7.1        A significant proportion of the wealth of older people is held in superannuation funds.[1] Abuse of an older person may include the use of deception, threats or violence to coerce the person to contribute, withdraw or transfer superannuation funds for the benefit of the abuser. Abuse could also include making certain investment decisions that may advantage the abuser now or in the future. Other issues relating to possible elder abuse include questions about the ability of a person acting under a power of attorney to deal with superannuation.

7.2        Submissions to the ALRC generally identified fewer concerns with financial abuse in the context of superannuation than with respect to bank accounts and other financial assets. This may be because superannuation funds are subject to significant access controls. This was noted by the Financial Services Council:

A rollover (when a person’s super fund is transferred to another super fund in their own personal name or to [a self-managed superannuation fund] where they are a trustee) is subject to stringent checks by the superannuation fund where funds are withdrawn from;

A transfer from a person’s super fund to another person’s super fund is only allowed in limited situations such as death or divorce, and in these events additional checks and paperwork is required; and

A withdrawal can only be made once a condition of release is met and for most Australians, this means reaching their preservation age, and even in this circumstance, withdrawals can only be transferred to the superannuation trustee’s nominated bank account.[2]

7.3        The ALRC did identify two particular areas of concern regarding potential elder abuse in the context of superannuation. The first relates to what are called ‘binding death benefit nominations’ (BDBNs). The second relates to self-managed superannuation funds (SMSFs) which are subject to less regulatory oversight than retail and industry superannuation funds. Potential for elder abuse in the context of pressure to make a BDBN may occur through two means: the exercise of influence to have the older person make, or alter, a death benefit nomination in the trusted person’s favour; and seeking to make a death benefit nomination under the supposed authority of a power of attorney.

7.4        The ALRC considers that BDBNs should be seen to be ‘will-like’ in nature, and, from a policy perspective, treated similarly to wills.
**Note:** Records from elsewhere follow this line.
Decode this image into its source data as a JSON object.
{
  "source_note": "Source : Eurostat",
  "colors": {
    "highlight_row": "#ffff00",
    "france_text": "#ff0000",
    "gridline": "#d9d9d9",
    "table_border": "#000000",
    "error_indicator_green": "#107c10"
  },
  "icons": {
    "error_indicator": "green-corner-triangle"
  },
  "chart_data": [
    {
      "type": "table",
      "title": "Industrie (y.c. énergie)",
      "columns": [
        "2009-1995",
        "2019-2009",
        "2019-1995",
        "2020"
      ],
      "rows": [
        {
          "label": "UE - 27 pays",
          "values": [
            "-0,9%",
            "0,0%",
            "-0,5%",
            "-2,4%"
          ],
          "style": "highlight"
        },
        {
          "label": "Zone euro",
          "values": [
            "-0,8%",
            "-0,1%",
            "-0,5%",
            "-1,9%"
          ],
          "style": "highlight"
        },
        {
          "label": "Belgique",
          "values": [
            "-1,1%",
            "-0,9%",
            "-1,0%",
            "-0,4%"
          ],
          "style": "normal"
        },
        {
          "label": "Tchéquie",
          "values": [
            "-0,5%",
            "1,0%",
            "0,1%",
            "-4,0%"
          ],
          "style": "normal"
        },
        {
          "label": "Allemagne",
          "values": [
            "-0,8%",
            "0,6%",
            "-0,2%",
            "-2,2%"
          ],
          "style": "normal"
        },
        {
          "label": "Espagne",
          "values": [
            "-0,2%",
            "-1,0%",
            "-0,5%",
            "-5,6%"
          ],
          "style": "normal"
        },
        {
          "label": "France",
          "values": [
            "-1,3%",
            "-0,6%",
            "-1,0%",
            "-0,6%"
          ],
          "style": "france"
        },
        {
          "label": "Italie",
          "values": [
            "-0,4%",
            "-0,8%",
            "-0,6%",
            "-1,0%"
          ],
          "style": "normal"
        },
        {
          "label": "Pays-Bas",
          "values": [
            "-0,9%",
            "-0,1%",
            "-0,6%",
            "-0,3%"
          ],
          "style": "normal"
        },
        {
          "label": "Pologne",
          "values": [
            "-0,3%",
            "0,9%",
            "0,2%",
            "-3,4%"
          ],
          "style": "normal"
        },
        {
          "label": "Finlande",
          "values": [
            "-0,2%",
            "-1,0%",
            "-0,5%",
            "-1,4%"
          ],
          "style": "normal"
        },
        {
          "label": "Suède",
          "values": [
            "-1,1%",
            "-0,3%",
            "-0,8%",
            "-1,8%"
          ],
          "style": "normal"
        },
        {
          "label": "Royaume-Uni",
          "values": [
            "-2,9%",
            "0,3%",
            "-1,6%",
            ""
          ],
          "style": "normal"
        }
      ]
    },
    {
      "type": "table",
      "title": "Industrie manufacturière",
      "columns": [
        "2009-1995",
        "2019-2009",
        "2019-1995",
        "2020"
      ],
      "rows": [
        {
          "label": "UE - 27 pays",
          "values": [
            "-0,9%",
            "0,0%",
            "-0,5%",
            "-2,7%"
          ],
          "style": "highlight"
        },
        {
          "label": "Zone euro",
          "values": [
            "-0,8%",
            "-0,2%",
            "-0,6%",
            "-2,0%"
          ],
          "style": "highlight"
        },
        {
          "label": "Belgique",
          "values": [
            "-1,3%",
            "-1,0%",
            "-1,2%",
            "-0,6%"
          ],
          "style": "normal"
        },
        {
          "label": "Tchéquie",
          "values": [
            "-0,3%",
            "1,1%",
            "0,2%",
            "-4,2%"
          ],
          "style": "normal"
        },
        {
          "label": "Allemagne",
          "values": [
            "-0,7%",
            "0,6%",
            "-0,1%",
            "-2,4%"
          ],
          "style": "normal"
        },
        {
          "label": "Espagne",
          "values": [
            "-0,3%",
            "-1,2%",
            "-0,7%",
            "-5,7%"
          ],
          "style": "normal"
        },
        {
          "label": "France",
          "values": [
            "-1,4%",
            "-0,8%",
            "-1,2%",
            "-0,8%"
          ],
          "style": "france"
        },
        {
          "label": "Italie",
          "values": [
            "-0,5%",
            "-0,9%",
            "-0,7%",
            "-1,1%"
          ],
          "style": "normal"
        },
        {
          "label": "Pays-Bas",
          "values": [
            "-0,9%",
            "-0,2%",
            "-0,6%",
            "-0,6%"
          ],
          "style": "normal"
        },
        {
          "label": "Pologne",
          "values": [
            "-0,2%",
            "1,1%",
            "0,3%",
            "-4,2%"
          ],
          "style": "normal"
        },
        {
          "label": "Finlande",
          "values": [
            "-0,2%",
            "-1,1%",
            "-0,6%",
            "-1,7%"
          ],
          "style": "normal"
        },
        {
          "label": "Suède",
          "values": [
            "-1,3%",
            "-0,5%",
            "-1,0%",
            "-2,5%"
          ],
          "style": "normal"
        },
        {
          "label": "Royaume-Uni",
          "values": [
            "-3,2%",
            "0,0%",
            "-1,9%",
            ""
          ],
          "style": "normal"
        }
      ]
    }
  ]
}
There is much uncertainty and ambiguity concerning BDBNs of superannuation funds, particularly whether an enduring attorney may sign a BDBN on behalf of a member. The ALRC has therefore concluded that these uncertainties and ambiguities need to be resolved in a focused review of the provisions to establish the clear ambit of the legislative provisions and their relationship to superannuation trust deeds. The central legal issue concerns the scope of the ability for fund members to direct trustees with respect to the payment of funds on the member’s death—as a matter of the construction of the trust deed as affected by legislation—and the formal requirements that may be required to do so, under the deed or by regulation.

7.5        The regulatory framework for SMSFs was designed on the premise of self protection. Such a regulatory framework may be problematic, as a larger number of SMSFs come under the control of older people who may require increasing decision-making support. The ALRC’s recommendations in relation to SMSFs are designed to:

  • better facilitate the process for appointing a person’s enduring attorney as trustee/director of their SMSF in the event of a legal disability;

  • improve planning for a potential legal disability as part of the operating standards of an SMSF; and

  • provide for Australian Taxation Office (ATO) notification where an enduring attorney has taken over as trustee/director of the SMSF following the principal suffering a legal disability.